Streets in the scheduled subdivisions will receive two different types of resurfacing products. The straight sections of road will receive what is called a seal coat and the cul-de-sacs will receive what is called a fog seal.

The fog seal process received its name because it is applied on the surface of the existing pavement in the form of a fine mist. The asphalt that will be utilized is called a Tire Rubber Modified Surface Sealant (TRMSS) and is an asphalt that has been modified to be more rigid than typical asphalt and can be driven on directly. For this reason, there will not be any rock applied as part of the resurfacing.

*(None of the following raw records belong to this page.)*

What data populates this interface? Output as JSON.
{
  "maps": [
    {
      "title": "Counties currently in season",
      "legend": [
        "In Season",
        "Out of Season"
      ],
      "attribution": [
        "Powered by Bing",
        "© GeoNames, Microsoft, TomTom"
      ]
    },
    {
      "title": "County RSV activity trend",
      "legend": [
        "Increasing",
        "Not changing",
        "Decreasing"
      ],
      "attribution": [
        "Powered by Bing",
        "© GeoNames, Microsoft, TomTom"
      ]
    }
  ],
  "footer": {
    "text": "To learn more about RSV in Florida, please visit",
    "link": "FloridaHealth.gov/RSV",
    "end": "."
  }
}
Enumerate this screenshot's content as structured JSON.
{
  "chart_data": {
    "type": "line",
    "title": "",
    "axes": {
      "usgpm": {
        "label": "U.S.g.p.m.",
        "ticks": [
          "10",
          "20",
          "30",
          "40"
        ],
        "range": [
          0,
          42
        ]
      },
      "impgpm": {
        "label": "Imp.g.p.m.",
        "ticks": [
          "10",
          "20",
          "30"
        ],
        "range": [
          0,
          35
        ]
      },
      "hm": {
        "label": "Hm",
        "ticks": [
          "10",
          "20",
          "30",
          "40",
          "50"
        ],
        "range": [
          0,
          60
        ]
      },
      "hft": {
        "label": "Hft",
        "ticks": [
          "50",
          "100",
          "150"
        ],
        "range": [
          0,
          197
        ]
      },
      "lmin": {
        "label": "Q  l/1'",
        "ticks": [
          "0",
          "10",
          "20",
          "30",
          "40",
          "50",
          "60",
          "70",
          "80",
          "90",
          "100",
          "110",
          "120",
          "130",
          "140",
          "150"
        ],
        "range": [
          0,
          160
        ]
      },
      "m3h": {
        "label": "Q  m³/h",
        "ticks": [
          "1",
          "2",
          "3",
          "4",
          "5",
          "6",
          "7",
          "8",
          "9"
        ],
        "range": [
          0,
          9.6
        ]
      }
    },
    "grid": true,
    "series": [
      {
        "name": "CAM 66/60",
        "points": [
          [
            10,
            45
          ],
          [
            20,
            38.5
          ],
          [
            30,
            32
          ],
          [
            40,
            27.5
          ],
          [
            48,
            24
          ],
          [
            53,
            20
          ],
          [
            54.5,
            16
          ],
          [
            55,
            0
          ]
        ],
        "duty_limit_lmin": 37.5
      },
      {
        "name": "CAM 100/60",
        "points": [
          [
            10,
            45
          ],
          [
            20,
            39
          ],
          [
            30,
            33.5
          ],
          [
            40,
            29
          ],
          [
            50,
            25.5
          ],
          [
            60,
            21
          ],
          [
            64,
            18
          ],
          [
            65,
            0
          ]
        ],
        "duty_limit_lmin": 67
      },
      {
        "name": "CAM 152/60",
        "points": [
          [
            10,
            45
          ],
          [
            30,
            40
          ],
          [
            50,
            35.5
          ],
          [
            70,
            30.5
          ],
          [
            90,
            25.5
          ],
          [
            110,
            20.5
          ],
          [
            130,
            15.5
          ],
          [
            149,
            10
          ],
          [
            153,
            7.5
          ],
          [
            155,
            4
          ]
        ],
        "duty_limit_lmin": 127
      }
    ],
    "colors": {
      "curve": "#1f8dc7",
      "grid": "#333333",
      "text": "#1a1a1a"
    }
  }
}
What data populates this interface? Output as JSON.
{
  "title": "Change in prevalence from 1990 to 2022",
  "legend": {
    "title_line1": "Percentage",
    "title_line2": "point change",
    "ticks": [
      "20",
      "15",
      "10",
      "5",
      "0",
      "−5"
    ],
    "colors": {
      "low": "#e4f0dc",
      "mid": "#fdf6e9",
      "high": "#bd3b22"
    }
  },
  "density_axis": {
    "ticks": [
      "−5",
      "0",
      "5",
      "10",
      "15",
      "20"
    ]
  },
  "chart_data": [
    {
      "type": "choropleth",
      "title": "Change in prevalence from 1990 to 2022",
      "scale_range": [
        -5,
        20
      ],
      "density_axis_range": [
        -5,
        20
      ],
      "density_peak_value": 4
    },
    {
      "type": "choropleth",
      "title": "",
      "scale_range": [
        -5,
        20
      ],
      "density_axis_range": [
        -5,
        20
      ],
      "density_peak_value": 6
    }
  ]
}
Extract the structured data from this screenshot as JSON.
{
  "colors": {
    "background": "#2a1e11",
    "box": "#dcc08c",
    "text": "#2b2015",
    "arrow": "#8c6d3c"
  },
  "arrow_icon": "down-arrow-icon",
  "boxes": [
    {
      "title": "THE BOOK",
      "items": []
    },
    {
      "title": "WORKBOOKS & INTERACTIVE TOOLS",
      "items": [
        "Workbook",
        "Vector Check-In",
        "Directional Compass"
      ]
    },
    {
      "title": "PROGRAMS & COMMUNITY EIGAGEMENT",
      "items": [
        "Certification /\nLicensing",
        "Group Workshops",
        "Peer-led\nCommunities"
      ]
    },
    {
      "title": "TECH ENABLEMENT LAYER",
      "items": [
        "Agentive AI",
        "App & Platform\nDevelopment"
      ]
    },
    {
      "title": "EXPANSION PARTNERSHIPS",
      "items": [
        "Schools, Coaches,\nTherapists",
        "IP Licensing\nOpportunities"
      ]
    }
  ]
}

Consequently, the friction from vehicle tires will cause the fog seal to wear more quickly than the seal coat that was applied on the straight sections of streets, and cul-de-sacs will need to be resurfaced more frequently. For more information, see the Frequently Asked Questions section below.

 

Streets to be Resurfaced Next
After receiving notification of the work in advance by door hangers, flashing message signs or static message signs, please monitor the “Streets to be Resurfaced Next” schedule for an updated list of streets to be resurfaced the next two days.
 
Frequently Asked Questions

Why was the fog seal done?

Asphalt streets consist of a 1½ to 2 inch layer of asphaltic concrete most people just call asphalt or pavement. Over time, the asphalt ages, weathers, and oxidizes.  It becomes brittle and cracks. While the old surface appears smooth, it contains hairline cracks that if not treated would continue to widen, deepen and eventually form potholes.

How long does a fog seal take?

We are asking residents to please make accommodations for not accessing the cul-de-sac, or their driveways, for approximately 2-2 ½ hours. In most cul-de-sacs, the application of the fog seal will only take about 20-30 minutes. During this time, the roadway in front of a residence will be an active work zone. During the remaining 2 hours, the cul-de-sac will be closed to allow the asphalt to cure.

How often is fog seal maintenance required?

Because the asphalt that is used for a fog seal is treated to become more rigid than the asphalt used in a seal coat, it will crack more frequently. Therefore, it is anticipated that a resurfacing of the cul-de-sacs will occur every 2-3 years. Seal Coat maintenance is often performed on an 8 – 10 year basis. If preventive maintenance (crack sealing and fog seal resurfacing) is conducted on Williamson County roads and streets on a routine basis, the existing pavement structure will last for many decades.

Why was a fog seal applied on the cul-de-sacs instead of a seal coat like the straight sections of road?

Tandem axle, double tire, garbage trucks make sharp turns in cul-de-sac bubbles and cut into a fresh seal coat thereby peeling up large sections of the surface.  The asphalt that is being used with the Fog Seal is specially treated with polymers and pulverized tire rubber to make it more unyielding to the heavy, slow-speed turning movements at the end of the street.

When can I walk on the asphalt again?

It is best to wait until the surface no longer appears wet. There will be a Williamson County representative monitoring the curing process on all fresh fog seals. Please ask him/her if it is safe to walk or drive on the cul-de-sac.

Why not pave the street with material like the one we already have? What is the difference in cost?

What the residents are used to driving on is a pavement structure that has a hot mix asphalt pavement (HMAC) surface with a flexible crushed rock base below it. The cost to resurface an existing road using a standard HMACP overlay is 5 to 6 times more expensive than resurfacing a road with a seal coat. Should the roads not be resurfaced at all, they will continue to degrade and there comes a point when resurfacing maintenance is no longer effective and the road would need to be rebuilt. The cost to rebuild a road is 10 - 15 times greater than the cost of seal coating.

Where else has the fog seal process been used?

The City of Austin and the City of San Antonio also resurface cul-de-sacs using a fog seal. You may wish to view some cul-de-sacs in the following Williamson County neighborhoods that have recently been fog-sealed: Block House Creek or Brushy Creek North.